= Durabis =

Scratch resistant polymer coating by TDK used on blu-ray discs

Durabis (Latin for "you will last") is a brand name for a clear polymer coating developed by the TDK Corporation. It was unveiled at CES 2005 to remove the need for "cumbersome" protective cartridges to protect the media’s recording layer. The need for a protective polymer arose due to the data layer on Blu-ray discs being much closer to the surface of the disc than in other disc formats, such as HD DVD. One of its principal applications at first was for scratch resistance in Blu-ray and other optical discs. It is claimed to be tough enough to resist screwdriver damage and make scratched optical discs (CDs and DVDs) a "thing of the past".
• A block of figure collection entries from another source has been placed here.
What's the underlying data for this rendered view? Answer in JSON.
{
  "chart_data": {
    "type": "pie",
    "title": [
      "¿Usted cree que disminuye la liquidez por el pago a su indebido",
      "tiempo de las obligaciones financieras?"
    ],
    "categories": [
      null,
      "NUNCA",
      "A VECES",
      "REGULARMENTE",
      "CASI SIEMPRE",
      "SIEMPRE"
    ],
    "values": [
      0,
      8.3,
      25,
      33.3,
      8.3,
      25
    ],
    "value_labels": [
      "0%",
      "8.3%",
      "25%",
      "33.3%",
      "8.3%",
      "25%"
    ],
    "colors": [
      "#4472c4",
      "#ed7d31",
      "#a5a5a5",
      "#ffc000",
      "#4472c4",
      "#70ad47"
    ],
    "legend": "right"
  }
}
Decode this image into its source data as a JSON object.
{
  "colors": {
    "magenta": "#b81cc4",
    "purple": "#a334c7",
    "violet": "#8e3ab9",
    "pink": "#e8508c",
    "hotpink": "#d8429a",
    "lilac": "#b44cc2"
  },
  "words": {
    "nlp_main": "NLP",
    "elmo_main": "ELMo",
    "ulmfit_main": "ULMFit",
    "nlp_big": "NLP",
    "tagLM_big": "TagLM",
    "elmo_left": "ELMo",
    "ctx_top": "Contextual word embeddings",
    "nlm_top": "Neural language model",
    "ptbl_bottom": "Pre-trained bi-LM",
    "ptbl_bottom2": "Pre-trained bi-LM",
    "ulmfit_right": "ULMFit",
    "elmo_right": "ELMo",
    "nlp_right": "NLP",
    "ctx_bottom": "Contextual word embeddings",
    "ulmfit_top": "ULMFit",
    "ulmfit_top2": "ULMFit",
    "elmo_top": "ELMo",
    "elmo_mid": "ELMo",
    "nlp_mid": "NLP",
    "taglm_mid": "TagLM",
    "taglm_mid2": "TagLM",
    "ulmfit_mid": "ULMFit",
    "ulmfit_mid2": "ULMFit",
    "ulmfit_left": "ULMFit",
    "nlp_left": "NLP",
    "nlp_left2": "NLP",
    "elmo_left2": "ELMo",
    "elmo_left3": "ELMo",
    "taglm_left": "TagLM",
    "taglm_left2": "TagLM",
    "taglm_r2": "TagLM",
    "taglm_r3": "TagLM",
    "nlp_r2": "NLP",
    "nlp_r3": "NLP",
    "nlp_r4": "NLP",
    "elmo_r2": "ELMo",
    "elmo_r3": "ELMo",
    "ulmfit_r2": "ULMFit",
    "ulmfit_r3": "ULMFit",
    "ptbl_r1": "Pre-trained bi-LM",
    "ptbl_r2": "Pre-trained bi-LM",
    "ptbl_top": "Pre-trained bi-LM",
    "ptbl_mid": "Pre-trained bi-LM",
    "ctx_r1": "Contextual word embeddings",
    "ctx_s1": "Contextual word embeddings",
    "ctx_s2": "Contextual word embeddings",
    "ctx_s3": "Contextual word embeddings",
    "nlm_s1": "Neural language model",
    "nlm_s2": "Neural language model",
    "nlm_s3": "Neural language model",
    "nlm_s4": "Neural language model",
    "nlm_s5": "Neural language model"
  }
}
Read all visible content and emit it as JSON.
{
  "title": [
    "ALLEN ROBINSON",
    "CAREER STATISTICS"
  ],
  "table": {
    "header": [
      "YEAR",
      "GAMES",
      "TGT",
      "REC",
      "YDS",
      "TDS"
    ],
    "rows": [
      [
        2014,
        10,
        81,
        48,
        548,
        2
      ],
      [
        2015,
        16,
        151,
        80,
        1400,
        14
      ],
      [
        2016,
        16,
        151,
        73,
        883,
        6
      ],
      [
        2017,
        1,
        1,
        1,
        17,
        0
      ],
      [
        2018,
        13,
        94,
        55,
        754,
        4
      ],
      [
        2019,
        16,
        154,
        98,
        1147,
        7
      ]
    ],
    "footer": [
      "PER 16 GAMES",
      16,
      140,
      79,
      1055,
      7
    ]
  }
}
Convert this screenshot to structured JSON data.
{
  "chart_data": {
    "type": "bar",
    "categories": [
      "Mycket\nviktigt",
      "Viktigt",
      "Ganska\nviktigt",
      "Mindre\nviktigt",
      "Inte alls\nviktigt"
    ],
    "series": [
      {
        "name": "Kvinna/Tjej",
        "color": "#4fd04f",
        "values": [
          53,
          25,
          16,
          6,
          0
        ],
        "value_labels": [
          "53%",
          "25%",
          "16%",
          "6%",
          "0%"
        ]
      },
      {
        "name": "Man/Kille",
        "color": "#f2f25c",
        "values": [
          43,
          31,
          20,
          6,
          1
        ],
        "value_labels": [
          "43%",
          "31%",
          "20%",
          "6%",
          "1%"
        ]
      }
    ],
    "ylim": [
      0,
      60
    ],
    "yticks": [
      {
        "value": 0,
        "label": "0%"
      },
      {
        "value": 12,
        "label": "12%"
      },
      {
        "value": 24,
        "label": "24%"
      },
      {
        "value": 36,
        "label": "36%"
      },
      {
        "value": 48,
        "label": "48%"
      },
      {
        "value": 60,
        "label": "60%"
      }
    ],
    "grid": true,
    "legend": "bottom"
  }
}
To meet Blu-ray's specifications, TDK's coating had to be less than 0.1 mm thick, be hard enough to resist considerable damage, and be transparent enough to be easily read through. According to a filing with the U.S. Patent and Trademark Office, the process essentially spin-coats two layers onto discs. One is for protection against scratches, and the other protects against stains and oils.

While Blu-ray mandates the use of a scratch-resistant coating, it does not specify what coating is used, and both Sony and Panasonic have their own independent hard coating technologies that are primarily in use on Blu-ray pre-recorded discs.

A TDK spokesman says the present protective layer represents "the first generation" of the coating and that the company has been refining the technology to better suit Blu-ray Discs. Although it might seem possible to adapt the polymer to other uses in LCD, CRT, and plasma screens, TDK plans to target the DVD market for now, because scratches are so common on DVDs that in the rental market, they may only last about 12 to 13 rentals on average.